Dall'Unione di centrosinistra alla disintegrazione in sette anni
Ci sono almeno due dati che queste elezioni mettono incontrovertibilmente davanti agli occhi di chiunque voglia cercare di comprendere la realtà per quello che è e non per quello che ciascuno, più o meno legittimamente, desidera.
Il primo dato, ormai innegabile, è la disintegrazione di una comunità politica: quel cosiddetto centrosinistra che nel 2006, con Prodi, raggiunse il suo miglior risultato elettorale di sempre (andando sopra quota 19 milioni di voti, alla Camera), oggi, si è letteralmente disintegrato.
Il Partito Democratico ― quel soggetto politico nato per risolvere tutte le contraddizioni di una comunità considerata, a ragione, fin troppo eterogenea ― è riuscito nella duplice impresa di perdere oltre 3 milioni di voti, rispetto al suo potenziale consolidato come singolo partito, e circa 9 milioni di voti complessivi, nel passaggio da una coalizione unitaria e contraddittoria a un partito che ha riassunto in sé tutte le contraddizioni irrisolte del vecchio centrosinistra, riproponendole, poi, in una politica di alleanze più esclusiva e fondata su una prospettiva di dialogo con quella destra moderata, con la quale ha già governato nello scorcio finale della passata legislatura.
I numeri sono numeri: si è passati dai 19 milioni di elettori che sceglievano Prodi 2006, ai 13,7 milioni di Veltroni 2008. E si finisce, oggi, coi 10 milioni di Bersani 2013.
Non credo vi sia molto altro da aggiungere sul punto.
Ma c'è un altro dato che invece va rimarcato con forza.
Tutto il declino della sinistra di questi anni si è fondato su un assunto costantemente smentito dalla realtà italiana: il dogma della governabilità attraverso la moderazione e la conquista di quel leggendario voto moderato, che ancora una volta si è rivelato essere ben poca cosa.

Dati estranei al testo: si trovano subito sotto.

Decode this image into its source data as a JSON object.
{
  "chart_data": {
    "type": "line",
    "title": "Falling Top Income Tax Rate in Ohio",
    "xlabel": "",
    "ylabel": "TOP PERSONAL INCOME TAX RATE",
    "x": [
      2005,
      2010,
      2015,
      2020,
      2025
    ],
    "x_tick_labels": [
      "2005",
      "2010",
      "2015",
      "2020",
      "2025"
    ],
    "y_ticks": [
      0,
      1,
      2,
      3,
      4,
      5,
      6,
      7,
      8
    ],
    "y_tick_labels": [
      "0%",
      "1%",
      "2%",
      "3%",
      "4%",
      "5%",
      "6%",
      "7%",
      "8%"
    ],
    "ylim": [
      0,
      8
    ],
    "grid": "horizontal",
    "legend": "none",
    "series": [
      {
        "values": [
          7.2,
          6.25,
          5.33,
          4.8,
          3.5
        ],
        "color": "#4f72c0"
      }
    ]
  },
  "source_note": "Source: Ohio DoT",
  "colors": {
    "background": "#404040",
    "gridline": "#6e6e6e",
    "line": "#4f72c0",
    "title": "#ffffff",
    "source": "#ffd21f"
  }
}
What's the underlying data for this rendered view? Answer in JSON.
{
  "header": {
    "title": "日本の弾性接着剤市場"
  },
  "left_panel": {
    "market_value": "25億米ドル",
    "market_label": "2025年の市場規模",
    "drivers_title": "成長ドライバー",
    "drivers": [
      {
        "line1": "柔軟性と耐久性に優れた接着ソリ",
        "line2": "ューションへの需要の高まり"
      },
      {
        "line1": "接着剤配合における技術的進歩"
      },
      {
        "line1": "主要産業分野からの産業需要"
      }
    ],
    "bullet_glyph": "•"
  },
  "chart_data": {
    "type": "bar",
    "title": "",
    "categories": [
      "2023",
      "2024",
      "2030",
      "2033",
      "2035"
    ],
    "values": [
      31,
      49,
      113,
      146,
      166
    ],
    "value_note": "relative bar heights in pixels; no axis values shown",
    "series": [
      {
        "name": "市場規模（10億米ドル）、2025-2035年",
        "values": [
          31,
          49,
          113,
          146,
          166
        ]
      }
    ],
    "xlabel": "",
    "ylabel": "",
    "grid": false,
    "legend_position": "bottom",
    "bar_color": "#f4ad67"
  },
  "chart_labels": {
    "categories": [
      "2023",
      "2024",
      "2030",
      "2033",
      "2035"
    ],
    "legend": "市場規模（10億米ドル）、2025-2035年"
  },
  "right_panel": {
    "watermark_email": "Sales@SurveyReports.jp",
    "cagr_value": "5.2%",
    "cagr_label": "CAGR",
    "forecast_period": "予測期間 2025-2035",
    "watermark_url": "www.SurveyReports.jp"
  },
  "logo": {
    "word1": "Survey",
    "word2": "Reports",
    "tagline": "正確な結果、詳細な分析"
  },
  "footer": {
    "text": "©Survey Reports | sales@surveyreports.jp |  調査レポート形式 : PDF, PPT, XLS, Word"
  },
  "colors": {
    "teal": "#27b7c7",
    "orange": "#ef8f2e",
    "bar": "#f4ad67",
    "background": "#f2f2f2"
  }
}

Sull'ascesa del M5S, infatti, molto è stato già detto e molto ancora vi sarà da dire, visto il suo straordinario successo elettorale.
Ma una cosa è certa e incontestabile: quegli 8,7 milioni di nostri concittadini ― più del doppio degli elettori del campione della moderazione, nonché sedicente Salvatore della Patria, prof. Sen. (a vita) Mario Monti ― che hanno votato la lista di Grillo non sono moderati e non chiedono moderazione.
Forse è da questa considerazione che dovrebbe ripartire la sinistra italiana.